Moyens absolument inhumains (PAS UNE SEULE fausse note jusqu'à la fin du concerto, oui, on parle bien du deuxième de Brahms), imagination débridée, sens du phrasé et des plans sonores hallucinant. Outre l'exploit de dompter un tel concerto sans effort apparent, ce qui m'a le plus impressionné est son contrôle du son absolument permanent du pianissimo à peine audible (debut du 3e mouvement par exemple), jusqu'au fortissimo massif, et ce peu importe le tempo et l'extrême virtuosité. Un son toujours très coloré, soyeux, jamais la moindre dureté ni superficialité, et en même temps un sentiment paradoxal de spontanéité.

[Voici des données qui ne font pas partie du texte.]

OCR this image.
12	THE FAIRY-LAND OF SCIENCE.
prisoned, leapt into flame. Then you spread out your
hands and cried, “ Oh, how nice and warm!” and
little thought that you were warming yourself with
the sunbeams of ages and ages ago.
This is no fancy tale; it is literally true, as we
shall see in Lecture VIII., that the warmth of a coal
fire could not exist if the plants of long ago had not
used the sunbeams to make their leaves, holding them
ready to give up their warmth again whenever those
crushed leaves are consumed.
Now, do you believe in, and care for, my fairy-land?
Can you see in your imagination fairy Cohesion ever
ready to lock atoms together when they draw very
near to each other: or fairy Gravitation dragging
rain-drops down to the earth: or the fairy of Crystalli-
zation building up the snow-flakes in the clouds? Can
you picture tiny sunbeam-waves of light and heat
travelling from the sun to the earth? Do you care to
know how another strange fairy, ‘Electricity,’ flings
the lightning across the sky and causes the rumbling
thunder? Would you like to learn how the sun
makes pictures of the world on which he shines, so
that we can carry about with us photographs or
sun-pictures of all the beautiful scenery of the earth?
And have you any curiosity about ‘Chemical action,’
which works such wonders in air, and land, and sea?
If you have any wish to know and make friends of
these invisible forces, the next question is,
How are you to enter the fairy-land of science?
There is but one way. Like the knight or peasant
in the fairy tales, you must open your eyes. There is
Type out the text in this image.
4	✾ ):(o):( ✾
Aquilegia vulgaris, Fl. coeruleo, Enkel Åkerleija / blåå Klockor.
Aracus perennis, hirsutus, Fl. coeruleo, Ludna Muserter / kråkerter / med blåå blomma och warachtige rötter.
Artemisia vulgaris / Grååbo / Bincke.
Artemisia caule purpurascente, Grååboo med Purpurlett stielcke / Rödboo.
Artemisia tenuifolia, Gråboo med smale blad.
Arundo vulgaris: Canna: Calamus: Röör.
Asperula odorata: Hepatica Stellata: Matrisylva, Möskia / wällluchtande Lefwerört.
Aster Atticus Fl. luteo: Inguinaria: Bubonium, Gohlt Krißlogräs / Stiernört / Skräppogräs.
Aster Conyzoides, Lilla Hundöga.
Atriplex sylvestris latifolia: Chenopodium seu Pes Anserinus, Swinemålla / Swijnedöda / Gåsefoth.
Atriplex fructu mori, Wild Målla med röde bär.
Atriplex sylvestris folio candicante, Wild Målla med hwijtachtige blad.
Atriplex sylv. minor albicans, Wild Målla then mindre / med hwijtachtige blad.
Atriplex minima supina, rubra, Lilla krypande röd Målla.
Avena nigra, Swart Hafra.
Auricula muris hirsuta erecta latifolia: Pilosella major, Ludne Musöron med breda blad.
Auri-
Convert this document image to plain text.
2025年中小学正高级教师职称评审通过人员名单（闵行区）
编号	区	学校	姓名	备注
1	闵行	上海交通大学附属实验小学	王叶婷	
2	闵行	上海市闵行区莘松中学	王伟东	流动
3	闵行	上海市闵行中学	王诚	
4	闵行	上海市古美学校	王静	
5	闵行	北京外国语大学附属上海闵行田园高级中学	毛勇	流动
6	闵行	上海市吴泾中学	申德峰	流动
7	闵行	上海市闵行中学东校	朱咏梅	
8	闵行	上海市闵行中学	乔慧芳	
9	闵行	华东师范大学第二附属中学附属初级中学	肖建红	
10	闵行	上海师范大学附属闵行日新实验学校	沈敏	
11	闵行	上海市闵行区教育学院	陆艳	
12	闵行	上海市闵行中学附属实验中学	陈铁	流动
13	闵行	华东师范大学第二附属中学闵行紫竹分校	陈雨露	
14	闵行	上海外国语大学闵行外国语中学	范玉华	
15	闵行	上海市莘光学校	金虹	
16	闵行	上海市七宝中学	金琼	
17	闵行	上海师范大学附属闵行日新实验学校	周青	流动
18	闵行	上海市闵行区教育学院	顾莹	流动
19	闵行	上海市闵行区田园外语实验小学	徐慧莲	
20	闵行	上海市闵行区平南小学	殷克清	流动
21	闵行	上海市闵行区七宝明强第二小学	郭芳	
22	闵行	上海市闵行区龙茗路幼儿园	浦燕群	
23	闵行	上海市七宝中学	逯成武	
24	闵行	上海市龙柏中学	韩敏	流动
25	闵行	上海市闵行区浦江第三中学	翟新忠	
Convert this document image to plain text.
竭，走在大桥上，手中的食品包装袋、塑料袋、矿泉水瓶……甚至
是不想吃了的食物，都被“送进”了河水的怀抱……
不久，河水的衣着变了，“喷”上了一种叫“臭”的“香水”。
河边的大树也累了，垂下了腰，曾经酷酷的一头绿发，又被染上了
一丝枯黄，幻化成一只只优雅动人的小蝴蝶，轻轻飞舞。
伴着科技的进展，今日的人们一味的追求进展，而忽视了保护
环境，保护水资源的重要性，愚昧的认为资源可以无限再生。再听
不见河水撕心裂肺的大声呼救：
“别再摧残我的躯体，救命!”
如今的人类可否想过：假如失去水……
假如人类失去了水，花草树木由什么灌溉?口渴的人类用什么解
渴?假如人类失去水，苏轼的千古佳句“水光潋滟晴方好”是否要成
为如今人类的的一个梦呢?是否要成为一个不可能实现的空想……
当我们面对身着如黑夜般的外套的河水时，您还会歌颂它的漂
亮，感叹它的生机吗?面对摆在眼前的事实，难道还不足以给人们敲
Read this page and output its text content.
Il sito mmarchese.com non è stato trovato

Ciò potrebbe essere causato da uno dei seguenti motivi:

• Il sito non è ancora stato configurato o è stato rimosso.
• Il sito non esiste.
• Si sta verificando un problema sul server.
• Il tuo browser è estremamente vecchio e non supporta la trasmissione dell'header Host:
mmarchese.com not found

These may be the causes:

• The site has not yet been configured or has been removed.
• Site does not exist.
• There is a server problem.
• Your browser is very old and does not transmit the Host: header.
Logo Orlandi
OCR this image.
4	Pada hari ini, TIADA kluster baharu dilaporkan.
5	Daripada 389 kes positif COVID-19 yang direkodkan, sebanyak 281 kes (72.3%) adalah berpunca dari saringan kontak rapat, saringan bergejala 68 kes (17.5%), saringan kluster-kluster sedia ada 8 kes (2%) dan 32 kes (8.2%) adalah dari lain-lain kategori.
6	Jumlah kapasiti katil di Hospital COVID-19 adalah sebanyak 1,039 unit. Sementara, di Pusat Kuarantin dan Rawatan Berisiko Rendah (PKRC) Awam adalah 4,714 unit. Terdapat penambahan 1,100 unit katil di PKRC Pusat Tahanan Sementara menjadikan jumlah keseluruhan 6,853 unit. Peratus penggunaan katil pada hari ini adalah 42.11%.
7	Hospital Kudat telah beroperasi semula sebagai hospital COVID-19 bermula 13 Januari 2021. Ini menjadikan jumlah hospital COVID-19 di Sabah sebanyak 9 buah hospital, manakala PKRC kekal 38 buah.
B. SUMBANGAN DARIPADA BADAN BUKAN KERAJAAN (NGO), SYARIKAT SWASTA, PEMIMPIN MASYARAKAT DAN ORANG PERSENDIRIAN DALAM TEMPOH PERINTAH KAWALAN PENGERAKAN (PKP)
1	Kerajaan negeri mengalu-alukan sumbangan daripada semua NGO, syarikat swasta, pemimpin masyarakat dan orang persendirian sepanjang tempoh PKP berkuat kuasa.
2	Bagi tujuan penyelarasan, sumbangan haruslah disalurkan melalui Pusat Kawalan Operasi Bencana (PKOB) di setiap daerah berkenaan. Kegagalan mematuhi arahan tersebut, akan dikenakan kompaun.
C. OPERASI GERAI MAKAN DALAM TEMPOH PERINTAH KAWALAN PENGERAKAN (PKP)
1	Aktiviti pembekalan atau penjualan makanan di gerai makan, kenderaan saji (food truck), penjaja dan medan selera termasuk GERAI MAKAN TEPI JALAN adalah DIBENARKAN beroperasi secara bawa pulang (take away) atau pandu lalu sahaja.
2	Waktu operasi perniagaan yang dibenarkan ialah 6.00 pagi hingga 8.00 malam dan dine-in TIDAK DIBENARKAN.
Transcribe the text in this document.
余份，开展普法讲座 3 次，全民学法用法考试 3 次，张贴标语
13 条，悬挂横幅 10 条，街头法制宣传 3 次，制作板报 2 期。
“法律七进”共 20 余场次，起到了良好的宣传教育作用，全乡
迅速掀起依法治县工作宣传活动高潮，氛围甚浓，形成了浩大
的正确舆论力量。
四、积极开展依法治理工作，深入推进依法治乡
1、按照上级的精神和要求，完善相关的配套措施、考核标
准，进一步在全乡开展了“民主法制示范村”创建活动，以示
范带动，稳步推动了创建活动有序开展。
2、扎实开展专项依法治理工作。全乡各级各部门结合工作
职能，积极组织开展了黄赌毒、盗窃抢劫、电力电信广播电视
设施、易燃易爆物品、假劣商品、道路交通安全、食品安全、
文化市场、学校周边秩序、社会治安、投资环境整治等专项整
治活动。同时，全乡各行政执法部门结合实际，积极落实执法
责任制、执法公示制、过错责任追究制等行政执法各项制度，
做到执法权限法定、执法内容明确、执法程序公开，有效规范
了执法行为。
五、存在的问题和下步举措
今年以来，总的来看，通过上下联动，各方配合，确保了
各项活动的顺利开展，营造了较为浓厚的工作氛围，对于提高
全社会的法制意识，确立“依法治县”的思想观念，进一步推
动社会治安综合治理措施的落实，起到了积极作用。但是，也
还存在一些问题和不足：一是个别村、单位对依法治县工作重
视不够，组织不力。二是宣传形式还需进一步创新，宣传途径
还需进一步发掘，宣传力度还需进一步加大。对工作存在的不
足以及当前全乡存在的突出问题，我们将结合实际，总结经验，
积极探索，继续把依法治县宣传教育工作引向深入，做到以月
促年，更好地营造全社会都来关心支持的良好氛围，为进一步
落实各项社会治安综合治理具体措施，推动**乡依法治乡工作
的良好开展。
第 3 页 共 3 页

Bref, ça a l'air un peu dithyrambique ce que je raconte, mais j'ai pris une sacrée claque pianistique. Pour donner une idée, j'avais aussi vu Berezovsky dans Prokofiev l'année dernière, qui m'avait énormément impressionné (il a un côté "nonchalant" assez déroutant quand on connaît la partition), mais hier Volodos était sur une autre planète.
C'est fascinant, car ce pianiste était un peu catalogué bête de scène virtuose. Mais c'est bel et bien un véritable poète du clavier aujourd'hui. Il a tout pour faire partie des plus grands.
Volodos à Pleyel - 2ème concerto de Brahms
Volodos à Pleyel - 2ème concerto de Brahms
Modifié en dernier par Okay le mer. 30 oct., 2013 10:35, modifié 1 fois.
Re: Volodos à Pleyel - 2ème concerto de Brahms
Il se bat contre cette réputation dont tu parles, mais c'est pas facile.
Je l'avais aussi entendu à Pleyel il y a quelques années, avec notamment de très belles Waldszenen, et de magnifiques Funérailles. Il avait volontairement choisi un répertoire destiné à mettre en avant sa musicalité plutôt que sa technique hors du commun.
J'avoue qu'il m'avait moins marqué que ce que tu décris, même si c'était évidemment un formidable moment musical ; il faudrait que je le réécoute. J'en entends un peu moins parlé récemment, et je l'entends assez rarement finalement.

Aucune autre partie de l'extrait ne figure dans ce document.